If you want to know whether the difference between the scores in two group or conditions is statistically significant…
and your data is at least ordinal (meaning it could also be interval or ratio but NOT nominal) you can do one of the following two tests:
If you have an independent measures design you should do a: Mann-Whitney U
If you have a repeated measures design you should do a: Wilcoxon signed ranks test
- if your hypothesis is directional you need to check the p value for a one tailed test.
- if your hypothesis is non-directional you need to check the p value for a two tailed test.
If your p value is…
- less than or equal to 0.05 (5% or 1 in 20) you can accept your experimental hypothesis (p<0.05 and reject your null hypothesis
- more than 0.05 (5% or 1 in 20) you must reject your experimental hypothesis and accept your null (p>0.05).
Why would you use a non-parametric test if your data was interval or ratio?
Sometime if is not possible to carry out a parametric test because your data does not meet all of the parametric assumptions, having interval/ratio data is just one of these assumptions.

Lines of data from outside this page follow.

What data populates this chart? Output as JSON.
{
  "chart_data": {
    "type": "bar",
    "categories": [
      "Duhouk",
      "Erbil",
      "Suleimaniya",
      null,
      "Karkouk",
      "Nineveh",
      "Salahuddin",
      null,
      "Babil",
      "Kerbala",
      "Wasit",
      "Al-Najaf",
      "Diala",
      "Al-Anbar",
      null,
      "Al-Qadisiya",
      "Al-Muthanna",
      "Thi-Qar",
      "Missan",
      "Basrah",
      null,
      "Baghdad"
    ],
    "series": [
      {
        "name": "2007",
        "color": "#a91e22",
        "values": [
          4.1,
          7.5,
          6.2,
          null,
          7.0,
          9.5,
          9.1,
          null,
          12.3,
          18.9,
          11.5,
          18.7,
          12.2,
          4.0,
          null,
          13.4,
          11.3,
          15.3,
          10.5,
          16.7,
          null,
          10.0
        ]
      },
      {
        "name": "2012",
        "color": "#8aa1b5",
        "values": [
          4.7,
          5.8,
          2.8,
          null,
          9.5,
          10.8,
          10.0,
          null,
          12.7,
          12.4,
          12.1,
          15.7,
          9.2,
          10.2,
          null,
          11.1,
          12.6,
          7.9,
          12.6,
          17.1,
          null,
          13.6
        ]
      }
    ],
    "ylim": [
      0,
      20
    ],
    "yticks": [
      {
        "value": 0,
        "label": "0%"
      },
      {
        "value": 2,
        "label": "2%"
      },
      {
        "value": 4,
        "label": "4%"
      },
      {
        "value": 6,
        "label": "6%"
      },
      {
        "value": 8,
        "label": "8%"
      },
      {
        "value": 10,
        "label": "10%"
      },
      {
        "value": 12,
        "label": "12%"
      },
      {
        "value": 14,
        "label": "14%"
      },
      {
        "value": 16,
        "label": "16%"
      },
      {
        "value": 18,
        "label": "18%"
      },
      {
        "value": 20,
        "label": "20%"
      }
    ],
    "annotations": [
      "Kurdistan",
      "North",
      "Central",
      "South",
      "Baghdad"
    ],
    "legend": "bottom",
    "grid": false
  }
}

The data in both groups/conditions also needs to be normally distributed AND you have to have homogeneity of variance, meaning the standard deviations are very similar.
Your data is unlikely to be normally distributed if you have a small sample. However, if you have a relatively large sample then you can safely assume that it is. You may wish to check this by plotting your data on a pair of histograms 😀
In most cases it is wiser to stick to a non-parametric test if you are unsure of whether your data meets parametric assumptions.